Plasmon resonances have been increasingly used to enhance the detection sensitivity of nonlinear spectroscopy methods. For instance, Zong et al. presented a theoretical model to describe the nondispersive line shapes observed in plasmon-enhanced coherent anti-Stokes Raman scattering (PECARS) using 4-mercaptopyridine adsorbed on a self-assembled Au nanoparticle substrate and aggregated Au nanoparticle colloids as model systems.26 Decoupling of the photoluminescence background of the substrate and high local electric field enhancements lead to a better signal intensity of PECARS compared with that in plasmon-enhanced stimulated Raman scattering (PESRS). Olson et al. reported a comprehensive experimental and theoretical study of the lower-wavenumber vibrational modes in the surface-enhanced hyper Raman scattering (SEHRS) of Rhodamine 6G (R6G) and its isotopologue R6G-d4.27 They were able to perform a detailed analysis of the complex vibronic coupling effects in R6G and found the importance of surface orientation for characterizing the system. Shen et al. experimentally designed a multiband plasmon-enhanced second-harmonic generation (SHG) platform of three-dimensional MDM (3D-MDM) nanocavities that consist of thin ZnO films integrated with silver mushroom arrays.28 ZnO materials in intracavity regions can not only modify mode couplings near fundamental wavelengths but also serve as an efficient nonlinear dielectric allowing amplification of SHG signals at several wavelengths simultaneously.

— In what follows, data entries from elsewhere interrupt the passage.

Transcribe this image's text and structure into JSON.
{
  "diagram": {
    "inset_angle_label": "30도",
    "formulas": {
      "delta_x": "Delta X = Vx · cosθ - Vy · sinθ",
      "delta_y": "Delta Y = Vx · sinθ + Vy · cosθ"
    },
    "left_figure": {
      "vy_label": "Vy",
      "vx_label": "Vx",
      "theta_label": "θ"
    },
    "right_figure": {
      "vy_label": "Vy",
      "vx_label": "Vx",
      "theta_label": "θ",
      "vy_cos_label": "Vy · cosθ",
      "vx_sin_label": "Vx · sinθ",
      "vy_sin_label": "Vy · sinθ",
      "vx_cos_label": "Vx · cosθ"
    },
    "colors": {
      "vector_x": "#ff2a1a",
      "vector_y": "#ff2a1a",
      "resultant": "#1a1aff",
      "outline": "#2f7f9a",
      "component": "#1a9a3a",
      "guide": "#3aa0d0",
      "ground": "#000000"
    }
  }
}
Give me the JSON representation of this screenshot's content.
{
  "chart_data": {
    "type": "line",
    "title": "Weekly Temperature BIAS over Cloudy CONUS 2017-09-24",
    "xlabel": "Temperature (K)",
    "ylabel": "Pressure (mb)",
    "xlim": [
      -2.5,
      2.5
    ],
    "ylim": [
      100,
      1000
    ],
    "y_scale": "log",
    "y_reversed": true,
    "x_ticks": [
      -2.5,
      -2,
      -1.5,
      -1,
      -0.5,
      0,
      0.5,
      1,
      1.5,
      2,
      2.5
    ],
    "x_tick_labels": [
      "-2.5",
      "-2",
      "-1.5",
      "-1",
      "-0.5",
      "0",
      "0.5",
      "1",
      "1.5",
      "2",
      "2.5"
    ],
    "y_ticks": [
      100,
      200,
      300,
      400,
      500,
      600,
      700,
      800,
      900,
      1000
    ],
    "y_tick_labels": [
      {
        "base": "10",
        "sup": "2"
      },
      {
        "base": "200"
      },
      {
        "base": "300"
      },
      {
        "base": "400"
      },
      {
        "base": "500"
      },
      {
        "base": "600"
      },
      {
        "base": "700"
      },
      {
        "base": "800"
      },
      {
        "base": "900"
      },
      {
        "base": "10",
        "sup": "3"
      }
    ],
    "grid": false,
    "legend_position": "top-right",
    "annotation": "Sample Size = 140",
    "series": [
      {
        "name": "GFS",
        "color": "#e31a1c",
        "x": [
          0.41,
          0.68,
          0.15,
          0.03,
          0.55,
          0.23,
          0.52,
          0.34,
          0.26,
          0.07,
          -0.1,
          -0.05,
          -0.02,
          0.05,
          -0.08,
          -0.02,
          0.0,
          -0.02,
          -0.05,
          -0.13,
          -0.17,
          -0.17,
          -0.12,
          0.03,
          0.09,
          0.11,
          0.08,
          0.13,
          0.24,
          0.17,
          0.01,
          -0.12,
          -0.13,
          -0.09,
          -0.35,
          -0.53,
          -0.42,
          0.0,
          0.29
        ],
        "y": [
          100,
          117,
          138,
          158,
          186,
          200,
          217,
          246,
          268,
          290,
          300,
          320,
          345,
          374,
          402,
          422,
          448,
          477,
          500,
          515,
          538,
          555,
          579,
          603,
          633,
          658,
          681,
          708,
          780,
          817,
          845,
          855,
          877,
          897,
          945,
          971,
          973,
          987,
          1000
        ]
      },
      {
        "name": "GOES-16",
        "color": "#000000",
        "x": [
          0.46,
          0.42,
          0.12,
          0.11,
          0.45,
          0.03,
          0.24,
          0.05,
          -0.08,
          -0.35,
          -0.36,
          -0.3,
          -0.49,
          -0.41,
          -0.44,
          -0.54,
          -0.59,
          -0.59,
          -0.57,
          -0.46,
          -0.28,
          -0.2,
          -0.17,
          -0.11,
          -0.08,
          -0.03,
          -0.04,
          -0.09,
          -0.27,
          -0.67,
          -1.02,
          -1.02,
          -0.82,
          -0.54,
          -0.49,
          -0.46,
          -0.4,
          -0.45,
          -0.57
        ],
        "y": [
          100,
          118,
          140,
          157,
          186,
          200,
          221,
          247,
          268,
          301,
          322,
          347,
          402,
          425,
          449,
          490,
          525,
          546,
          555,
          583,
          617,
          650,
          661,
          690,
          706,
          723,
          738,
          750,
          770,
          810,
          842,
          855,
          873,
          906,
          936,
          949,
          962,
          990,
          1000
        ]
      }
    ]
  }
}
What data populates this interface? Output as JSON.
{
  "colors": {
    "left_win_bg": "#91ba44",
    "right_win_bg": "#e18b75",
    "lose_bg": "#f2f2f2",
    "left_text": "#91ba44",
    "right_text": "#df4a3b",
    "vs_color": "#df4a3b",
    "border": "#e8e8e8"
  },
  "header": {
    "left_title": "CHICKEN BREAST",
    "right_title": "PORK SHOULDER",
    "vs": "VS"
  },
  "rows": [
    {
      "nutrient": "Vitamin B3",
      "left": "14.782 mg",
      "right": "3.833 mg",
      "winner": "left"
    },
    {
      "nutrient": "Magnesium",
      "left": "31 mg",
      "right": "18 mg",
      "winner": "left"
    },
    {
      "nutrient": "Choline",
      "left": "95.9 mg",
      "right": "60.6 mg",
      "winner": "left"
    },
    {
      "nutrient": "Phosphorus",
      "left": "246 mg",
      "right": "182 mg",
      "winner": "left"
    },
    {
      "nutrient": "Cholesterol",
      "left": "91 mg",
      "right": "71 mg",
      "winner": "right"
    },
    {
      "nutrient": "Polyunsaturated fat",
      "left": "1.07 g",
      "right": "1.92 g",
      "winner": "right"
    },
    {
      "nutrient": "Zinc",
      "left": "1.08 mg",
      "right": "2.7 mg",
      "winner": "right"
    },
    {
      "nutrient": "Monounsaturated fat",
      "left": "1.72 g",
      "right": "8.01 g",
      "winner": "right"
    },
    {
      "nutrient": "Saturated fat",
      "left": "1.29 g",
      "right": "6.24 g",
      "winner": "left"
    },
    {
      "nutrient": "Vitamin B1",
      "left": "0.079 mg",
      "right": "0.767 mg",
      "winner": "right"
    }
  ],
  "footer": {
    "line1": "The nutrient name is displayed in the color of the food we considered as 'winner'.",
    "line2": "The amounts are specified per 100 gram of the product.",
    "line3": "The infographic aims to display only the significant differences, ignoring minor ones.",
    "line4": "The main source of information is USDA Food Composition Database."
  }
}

Taken together, these 28 articles highlight a diversity of exciting new advances in the spectroscopy and microscopy of plasmonic systems using a variety of optical, scanning probe, and electron beam techniques. From basic scientific investigation to applications in biology, catalysis, solar energy harvesting, and sensing, it is clear that plasmonic systems offer tremendous potential, and we expect the future to continue to find new opportunities for plasmonic phenomena impacting an even greater range of fields.